Japanese regulators last year were upset by a flood of ads for obvious scams on Facebook and Instagram. The scams ranged from fraudulent investment schemes to fake celebrity product endorsements created by artificial intelligence.

Meta, owner of the two social media platforms, feared Japan would soon force it to verify the identity of all its advertisers, internal documents reviewed by Reuters show. The step would likely reduce fraud but also cost the company revenue.

To head off that threat, Meta launched an enforcement blitz to reduce the volume of offending ads. But it also sought to make problematic ads less “discoverable” for Japanese regulators, the documents show.

The documents are part of an internal cache of materials from the past four years in which Meta employees assessed the fast-growing level of fraudulent ‍advertising across its platforms worldwide.
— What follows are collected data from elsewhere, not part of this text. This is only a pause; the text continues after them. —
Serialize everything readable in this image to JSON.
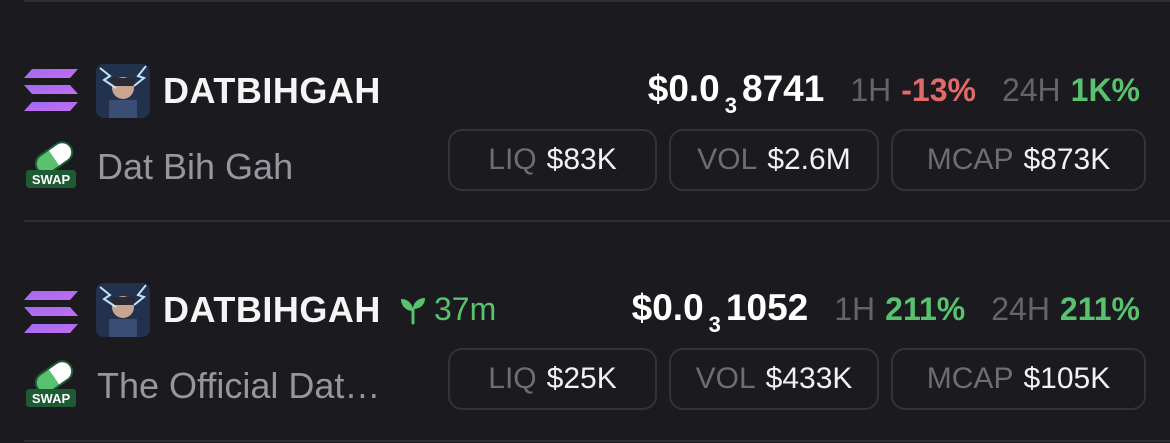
{
  "tokens": [
    {
      "symbol": "DATBIHGAH",
      "name": "Dat Bih Gah",
      "age": "",
      "price_prefix": "$0.0",
      "price_zeros": "3",
      "price_digits": "8741",
      "change_1h_label": "1H",
      "change_1h": "-13%",
      "change_24h_label": "24H",
      "change_24h": "1K%",
      "liq_label": "LIQ",
      "liq": "$83K",
      "vol_label": "VOL",
      "vol": "$2.6M",
      "mcap_label": "MCAP",
      "mcap": "$873K",
      "swap_badge": "SWAP"
    },
    {
      "symbol": "DATBIHGAH",
      "name": "The Official Dat…",
      "age": "37m",
      "price_prefix": "$0.0",
      "price_zeros": "3",
      "price_digits": "1052",
      "change_1h_label": "1H",
      "change_1h": "211%",
      "change_24h_label": "24H",
      "change_24h": "211%",
      "liq_label": "LIQ",
      "liq": "$25K",
      "vol_label": "VOL",
      "vol": "$433K",
      "mcap_label": "MCAP",
      "mcap": "$105K",
      "swap_badge": "SWAP"
    }
  ],
  "icons": {
    "chain": "solana-icon",
    "dex": "pump-swap-icon",
    "age": "sprout-icon"
  },
  "colors": {
    "positive": "#58c26e",
    "negative": "#e36a6a",
    "background": "#1b1a1e"
  }
}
Drawn from multiple sources and authored by employees in departments including finance, legal, public policy and safety, the documents also reveal ways that Meta, to protect billions of dollars in ad revenue, has resisted efforts by governments to crack down.
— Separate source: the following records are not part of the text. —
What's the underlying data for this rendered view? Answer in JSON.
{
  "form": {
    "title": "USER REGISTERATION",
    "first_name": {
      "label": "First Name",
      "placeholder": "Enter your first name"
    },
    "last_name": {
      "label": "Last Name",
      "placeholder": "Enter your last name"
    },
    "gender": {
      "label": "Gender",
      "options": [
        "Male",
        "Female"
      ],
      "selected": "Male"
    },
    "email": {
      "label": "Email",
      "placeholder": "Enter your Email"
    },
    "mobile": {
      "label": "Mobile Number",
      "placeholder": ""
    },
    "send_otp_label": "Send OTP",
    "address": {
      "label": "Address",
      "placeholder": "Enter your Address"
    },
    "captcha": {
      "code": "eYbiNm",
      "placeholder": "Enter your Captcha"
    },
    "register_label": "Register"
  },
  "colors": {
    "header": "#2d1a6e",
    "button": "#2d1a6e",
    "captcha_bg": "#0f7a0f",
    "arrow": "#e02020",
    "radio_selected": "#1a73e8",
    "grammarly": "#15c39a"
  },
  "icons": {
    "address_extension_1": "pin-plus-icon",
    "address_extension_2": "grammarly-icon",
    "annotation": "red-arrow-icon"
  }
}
In this case, Meta’s remedy hinged on its “Ad Library,” a publicly searchable database where users can look up Facebook and Instagram ads using keywords. Meta built the library as a transparency tool, and the company realized Japanese regulators were searching it as a “simple test” of “Meta’s effectiveness at tackling scams,” one document noted.

To perform better on that test, Meta staffers found a way to manage what they called the “prevalence perception” of scam ads returned by Ad Library searches, the documents show. First, they identified the top keywords and celebrity names that Japanese Ad Library users employed to find the fraud ads. Then they ran identical searches repeatedly, deleting ads that appeared fraudulent from the library and Meta’s platforms.